Innenminister Holger Stahlknecht hatte unlängst eine mögliche Förderung von 250 000 Euro für Rollrasen im Stadion in Aussicht gestellt. Aber nur, wenn die Stadt einen gleichen Anteil auf die Investitionswaage legt (wir berichteten).

Peter Fernitz (CDU) sprach eine Finanzierung in Jahresscheiben und das Salzwedeler Sportstättenkonzept an. Die Bürgermeisterin konterte, dass auch Vereine Fördermittel beantragen könnten und sogar 80 Prozent Zuschüsse bekommen würden. Dafür sei das Sportstättenkonzept gemacht worden. Aber der städtische Anteil bleibt. „Wir können alles in den Haushalt reinschreiben – aber wenn wir die Miete nicht zusammenbekommen ...“

Ähnlich sieht es auch mit dem Liestener Waldbad aus. Dort stünde eine Komplettsanierung an. Ein Grund, warum der Waldbadverein das Areal nicht übernehmen will bzw. gar nicht kann.

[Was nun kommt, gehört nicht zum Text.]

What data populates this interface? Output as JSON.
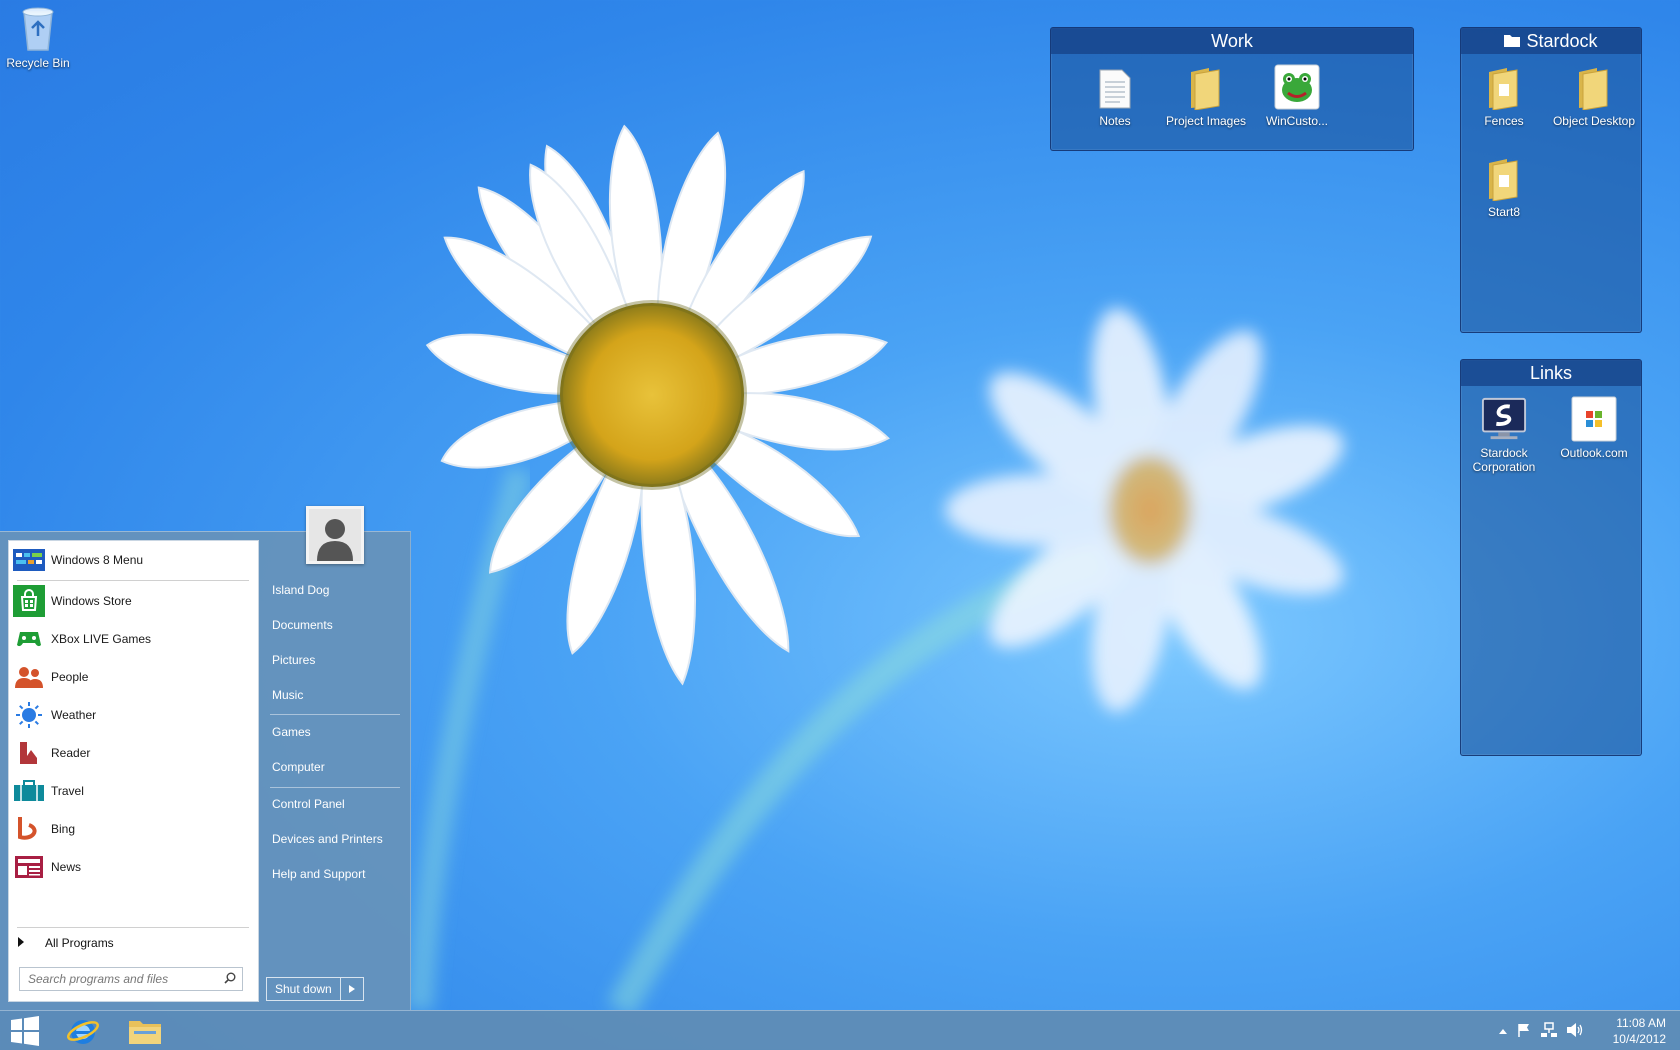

Peter Fernitz fragte noch einmal nach, ob das Bad nur wegen einer einzigen Verletzung eines Kindes an einer gesplitterten Kachel geschlossen worden sei. Er sieht aus baulicher Sicht keine Gründe für diesen Schritt. „Hat die Bademeisterin, die das Gutachten aufgestellt hat, überhaupt die Kompetenz oder nur an ihren Arbeitsplatz in Salzwedel gedacht?“, wollte Fernitz wissen.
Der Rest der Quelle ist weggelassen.